Kedua, menyangkut pergeseran dari studi
keislaman yang bersifat normatif ke arah
yang lebih historis, sosiologis dan empiris. Upaya ini diwujudkan antara lain
dalam bentuk perpaduan antara empirik dan sumber wahyu untuk saling mengontrol,
dalam arti wahyu mengontrol untuk menghasilkan teori yang kredibel dan bermanfaat, dan dalam waktu yang sama
hasil empirik akan mengontrol proses memahami wahyu. PPs IAIN Walisongo
Semarang mengembangkan jargon: “humanisasi ilmu-ilmu sekuler yang empiris”.
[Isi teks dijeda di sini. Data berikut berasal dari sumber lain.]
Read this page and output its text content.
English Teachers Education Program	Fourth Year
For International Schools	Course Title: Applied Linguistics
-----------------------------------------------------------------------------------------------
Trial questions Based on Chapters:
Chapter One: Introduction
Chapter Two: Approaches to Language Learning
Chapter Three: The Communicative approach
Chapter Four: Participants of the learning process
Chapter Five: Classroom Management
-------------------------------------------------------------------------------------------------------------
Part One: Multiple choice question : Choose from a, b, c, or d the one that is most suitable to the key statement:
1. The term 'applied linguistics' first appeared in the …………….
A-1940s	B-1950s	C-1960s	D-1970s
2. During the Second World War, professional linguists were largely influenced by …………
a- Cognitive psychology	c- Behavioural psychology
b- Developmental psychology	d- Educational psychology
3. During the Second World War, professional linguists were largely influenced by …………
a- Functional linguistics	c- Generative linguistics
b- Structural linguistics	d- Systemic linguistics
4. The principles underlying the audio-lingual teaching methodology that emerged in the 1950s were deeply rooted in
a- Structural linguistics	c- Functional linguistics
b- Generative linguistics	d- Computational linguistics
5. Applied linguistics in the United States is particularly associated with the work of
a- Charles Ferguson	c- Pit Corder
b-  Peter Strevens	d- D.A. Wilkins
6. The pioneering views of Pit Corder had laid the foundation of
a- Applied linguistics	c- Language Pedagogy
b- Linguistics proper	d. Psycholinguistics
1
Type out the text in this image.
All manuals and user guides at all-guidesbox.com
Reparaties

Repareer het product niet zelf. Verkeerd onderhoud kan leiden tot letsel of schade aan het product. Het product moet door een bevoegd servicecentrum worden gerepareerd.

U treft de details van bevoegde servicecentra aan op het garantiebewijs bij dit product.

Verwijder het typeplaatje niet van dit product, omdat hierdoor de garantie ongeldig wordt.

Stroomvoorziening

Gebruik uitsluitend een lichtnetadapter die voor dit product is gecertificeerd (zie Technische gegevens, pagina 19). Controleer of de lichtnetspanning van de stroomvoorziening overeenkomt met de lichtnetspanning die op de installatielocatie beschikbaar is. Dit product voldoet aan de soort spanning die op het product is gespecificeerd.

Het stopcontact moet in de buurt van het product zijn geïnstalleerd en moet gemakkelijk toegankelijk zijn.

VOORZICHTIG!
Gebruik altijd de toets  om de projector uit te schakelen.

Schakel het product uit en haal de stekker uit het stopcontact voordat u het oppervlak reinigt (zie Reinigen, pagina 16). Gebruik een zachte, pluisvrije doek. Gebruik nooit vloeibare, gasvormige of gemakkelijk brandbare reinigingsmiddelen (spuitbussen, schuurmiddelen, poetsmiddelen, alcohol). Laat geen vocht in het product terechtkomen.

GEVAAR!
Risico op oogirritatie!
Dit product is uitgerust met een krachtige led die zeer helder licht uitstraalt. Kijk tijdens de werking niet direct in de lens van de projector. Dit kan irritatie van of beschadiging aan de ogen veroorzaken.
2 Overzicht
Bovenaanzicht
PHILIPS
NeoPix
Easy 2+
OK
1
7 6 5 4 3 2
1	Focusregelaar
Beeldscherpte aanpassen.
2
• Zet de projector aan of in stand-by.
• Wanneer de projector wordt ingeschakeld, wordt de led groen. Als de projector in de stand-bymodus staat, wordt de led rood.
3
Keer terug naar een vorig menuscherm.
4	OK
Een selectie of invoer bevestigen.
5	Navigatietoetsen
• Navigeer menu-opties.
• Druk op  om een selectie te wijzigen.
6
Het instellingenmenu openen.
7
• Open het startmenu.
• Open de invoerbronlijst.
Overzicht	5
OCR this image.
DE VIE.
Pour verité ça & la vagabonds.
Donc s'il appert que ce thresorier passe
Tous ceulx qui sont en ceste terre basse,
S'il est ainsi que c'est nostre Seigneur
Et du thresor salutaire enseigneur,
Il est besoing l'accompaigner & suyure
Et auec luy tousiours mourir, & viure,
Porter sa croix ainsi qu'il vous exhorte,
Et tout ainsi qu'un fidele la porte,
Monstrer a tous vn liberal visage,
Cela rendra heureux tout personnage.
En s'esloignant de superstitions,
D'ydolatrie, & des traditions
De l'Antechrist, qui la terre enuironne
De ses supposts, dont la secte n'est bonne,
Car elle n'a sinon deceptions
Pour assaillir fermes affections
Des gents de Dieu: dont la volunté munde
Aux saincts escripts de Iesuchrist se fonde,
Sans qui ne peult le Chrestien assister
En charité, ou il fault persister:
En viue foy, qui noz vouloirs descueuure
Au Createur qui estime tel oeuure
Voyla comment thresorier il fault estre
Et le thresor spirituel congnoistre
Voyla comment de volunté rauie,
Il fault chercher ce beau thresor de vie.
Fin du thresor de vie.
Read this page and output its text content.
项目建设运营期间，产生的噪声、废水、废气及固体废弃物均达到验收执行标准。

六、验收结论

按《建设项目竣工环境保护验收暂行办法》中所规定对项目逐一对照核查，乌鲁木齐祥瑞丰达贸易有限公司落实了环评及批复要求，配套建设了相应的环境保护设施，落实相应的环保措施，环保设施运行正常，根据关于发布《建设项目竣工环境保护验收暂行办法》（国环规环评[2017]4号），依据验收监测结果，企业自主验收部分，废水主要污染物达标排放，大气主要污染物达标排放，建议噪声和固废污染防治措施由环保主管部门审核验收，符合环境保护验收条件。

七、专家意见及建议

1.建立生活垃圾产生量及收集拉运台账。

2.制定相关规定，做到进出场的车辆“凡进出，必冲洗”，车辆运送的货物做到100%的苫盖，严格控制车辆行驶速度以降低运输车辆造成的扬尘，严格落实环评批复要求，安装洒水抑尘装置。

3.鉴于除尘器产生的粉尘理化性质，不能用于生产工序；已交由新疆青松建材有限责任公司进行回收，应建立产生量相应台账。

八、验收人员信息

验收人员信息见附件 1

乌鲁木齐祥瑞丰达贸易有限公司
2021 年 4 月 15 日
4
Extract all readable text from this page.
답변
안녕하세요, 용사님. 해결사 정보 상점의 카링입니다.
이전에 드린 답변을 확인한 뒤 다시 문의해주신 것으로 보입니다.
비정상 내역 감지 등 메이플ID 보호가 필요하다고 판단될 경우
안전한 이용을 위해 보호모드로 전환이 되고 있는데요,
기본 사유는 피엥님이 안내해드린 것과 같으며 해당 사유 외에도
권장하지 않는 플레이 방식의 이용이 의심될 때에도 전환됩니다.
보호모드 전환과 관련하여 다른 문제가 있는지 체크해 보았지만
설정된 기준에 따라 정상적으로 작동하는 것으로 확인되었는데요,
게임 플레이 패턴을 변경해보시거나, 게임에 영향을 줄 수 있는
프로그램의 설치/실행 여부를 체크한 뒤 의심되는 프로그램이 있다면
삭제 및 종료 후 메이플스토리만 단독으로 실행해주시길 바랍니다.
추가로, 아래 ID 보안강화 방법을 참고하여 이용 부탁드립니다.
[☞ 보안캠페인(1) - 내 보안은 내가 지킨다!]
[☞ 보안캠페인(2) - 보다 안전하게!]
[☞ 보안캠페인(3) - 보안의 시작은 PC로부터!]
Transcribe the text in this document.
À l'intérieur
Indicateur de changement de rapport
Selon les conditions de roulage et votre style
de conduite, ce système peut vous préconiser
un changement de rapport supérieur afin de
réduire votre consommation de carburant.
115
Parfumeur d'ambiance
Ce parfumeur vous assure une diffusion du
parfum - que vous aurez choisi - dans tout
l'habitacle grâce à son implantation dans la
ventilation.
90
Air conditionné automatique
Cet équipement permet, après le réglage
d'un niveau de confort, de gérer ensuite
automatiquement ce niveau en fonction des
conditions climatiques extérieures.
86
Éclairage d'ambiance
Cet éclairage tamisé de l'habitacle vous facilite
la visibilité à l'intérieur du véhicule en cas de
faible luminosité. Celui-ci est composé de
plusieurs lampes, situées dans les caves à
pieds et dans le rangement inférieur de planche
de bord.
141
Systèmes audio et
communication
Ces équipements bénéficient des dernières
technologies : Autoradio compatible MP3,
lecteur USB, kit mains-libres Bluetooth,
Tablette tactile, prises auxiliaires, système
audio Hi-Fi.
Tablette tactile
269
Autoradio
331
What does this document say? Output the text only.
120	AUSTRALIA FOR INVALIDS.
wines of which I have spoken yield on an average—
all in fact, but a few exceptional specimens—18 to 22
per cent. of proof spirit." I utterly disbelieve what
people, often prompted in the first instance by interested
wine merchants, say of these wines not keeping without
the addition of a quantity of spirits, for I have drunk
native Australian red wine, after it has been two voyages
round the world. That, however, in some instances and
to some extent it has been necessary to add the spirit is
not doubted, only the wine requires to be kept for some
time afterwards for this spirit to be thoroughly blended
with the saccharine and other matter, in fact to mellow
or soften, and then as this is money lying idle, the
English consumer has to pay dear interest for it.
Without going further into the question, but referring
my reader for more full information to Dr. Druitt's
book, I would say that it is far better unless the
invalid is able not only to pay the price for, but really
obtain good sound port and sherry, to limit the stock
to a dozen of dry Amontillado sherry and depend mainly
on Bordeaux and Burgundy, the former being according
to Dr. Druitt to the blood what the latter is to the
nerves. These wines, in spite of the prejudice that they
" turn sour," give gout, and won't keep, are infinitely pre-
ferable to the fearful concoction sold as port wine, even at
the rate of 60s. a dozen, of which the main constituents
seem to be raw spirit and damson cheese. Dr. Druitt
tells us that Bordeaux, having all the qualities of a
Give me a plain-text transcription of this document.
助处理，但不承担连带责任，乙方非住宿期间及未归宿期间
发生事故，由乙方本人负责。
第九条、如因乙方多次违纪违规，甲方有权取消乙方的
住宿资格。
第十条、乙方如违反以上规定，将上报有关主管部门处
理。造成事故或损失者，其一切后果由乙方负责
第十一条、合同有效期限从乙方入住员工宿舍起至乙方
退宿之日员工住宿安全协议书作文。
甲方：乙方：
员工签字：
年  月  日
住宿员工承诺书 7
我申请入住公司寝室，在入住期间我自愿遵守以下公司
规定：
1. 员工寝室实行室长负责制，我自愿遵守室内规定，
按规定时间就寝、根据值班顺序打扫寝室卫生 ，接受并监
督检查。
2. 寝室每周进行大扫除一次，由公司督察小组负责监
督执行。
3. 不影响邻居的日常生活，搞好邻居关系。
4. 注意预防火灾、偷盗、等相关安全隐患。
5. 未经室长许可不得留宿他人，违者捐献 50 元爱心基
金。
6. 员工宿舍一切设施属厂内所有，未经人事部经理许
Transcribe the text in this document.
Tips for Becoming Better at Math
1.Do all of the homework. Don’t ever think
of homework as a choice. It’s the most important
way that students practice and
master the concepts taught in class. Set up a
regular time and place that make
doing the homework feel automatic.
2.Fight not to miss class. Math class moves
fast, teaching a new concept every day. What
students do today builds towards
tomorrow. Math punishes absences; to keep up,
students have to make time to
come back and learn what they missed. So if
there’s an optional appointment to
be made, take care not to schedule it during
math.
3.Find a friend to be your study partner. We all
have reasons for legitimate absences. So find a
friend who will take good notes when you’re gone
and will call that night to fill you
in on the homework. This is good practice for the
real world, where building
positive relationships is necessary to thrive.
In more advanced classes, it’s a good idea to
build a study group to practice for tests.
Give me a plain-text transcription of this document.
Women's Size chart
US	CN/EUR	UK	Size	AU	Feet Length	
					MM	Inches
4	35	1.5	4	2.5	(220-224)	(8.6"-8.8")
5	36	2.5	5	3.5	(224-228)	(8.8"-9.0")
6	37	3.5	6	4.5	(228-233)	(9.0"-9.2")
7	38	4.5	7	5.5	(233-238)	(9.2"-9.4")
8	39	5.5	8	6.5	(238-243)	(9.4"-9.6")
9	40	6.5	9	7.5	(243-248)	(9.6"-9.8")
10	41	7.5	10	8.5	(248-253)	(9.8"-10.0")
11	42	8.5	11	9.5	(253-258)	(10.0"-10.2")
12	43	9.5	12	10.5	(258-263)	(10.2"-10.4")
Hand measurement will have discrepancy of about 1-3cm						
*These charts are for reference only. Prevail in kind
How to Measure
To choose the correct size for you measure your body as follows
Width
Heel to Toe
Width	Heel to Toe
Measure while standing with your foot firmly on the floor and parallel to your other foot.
Ketiga, menyangkut orientasi keilmuan
yang lebih luas. Dalam konteks yang ketiga ini, jika mencermati tujuan
pengembangan PTAI yang pertama tersebut, maka pemahaman tentang ilmu-ilmu agama
Islam tidak terlepas dari suasana historis yang mengitari the founding
fathers-nya, yaitu mereka yang masih berhadapan dengan problem dikotomi
ilmu pengetahuan, sehingga damarkasi ilmu hanya dilihat dari sumbernya, apakah
ia bersumber dari wahyu (naqli) atau rasional manusia (aqli),
yang pada gilirannya masing-masing berkembang sendiri-sendiri tanpa da kaitan
secara terpadu.
Perkembangan yang pesat di bidang ipteks
agaknya menimbulkan kesenjangan antara iman dan intelek atau antara ilmu
pengetahuan yang bersumber dari wahyu dan yang bersumber dari upaya manusia,
yang pada gilirannya menimbulkan pecahnya kepribadian manusia melalui berbagai
sikap yang berlawanan dan bahkan konflik-konflik yang tajam. Fenomena semacam
itu juga menjadi perbincangan dalam Konperensi Dunia Kedua mengenai pendidikan
Islam yang diselenggarakan di Islam abad pada tahun 1980. Konperensi ini antara
lain memberikan rekomendasi agar ilmu pengetahuan rasional diajarkan dari sudut
pandang Islami.
Pemahama akan tujuan yang pertama tersebut
berimplikasi pada tujuan kedua dan ketiga tersebut. Tujuan kedua adalah untuk
melaksanakan pengembangan dan peningkatan dakwah Islam. Makna dakwah Islam
bukan lagi tereduksi menjadi dakwah dalam arti mengomunikasikan al-‘ulum
al-naqliyah (perenial knowledge) saja, yang mencakup: studi al-Qur’an,
studi sunnah (hadits), sirah
nabawiyah, tauhid, ushul fiqh dan fiqh, bahasa arab al-Qur’an, serta
bidang-bidang studi tambahan yang meliputi: metafisika Islam, perbandingan
agama, dan kebudayaan Islam. Tetapi juga bagaimana al-‘ulum al-naqliyah
(perenial knowledge) memberi spirit dan landasan, serta ancangan bagi
pengembangan al-ulum al—‘aqliyah (acquired knowledge), yang mencakup:
(1) Arts (ilmu-ilmu imajinatif), seperti: kesenian dan arsitektur Islam,
bahasa-bahasa, kesusasteraan; (2) ilmu-ilmu intelektual, yang meliputi
ilmu-ilmu sosial (teoritis), filsafat, pendidikan, ekonomi, ilmu politik, sejarah,
peradaban Islam, geografi, sosiologi, linguistik, psikologi, antropologi; (3)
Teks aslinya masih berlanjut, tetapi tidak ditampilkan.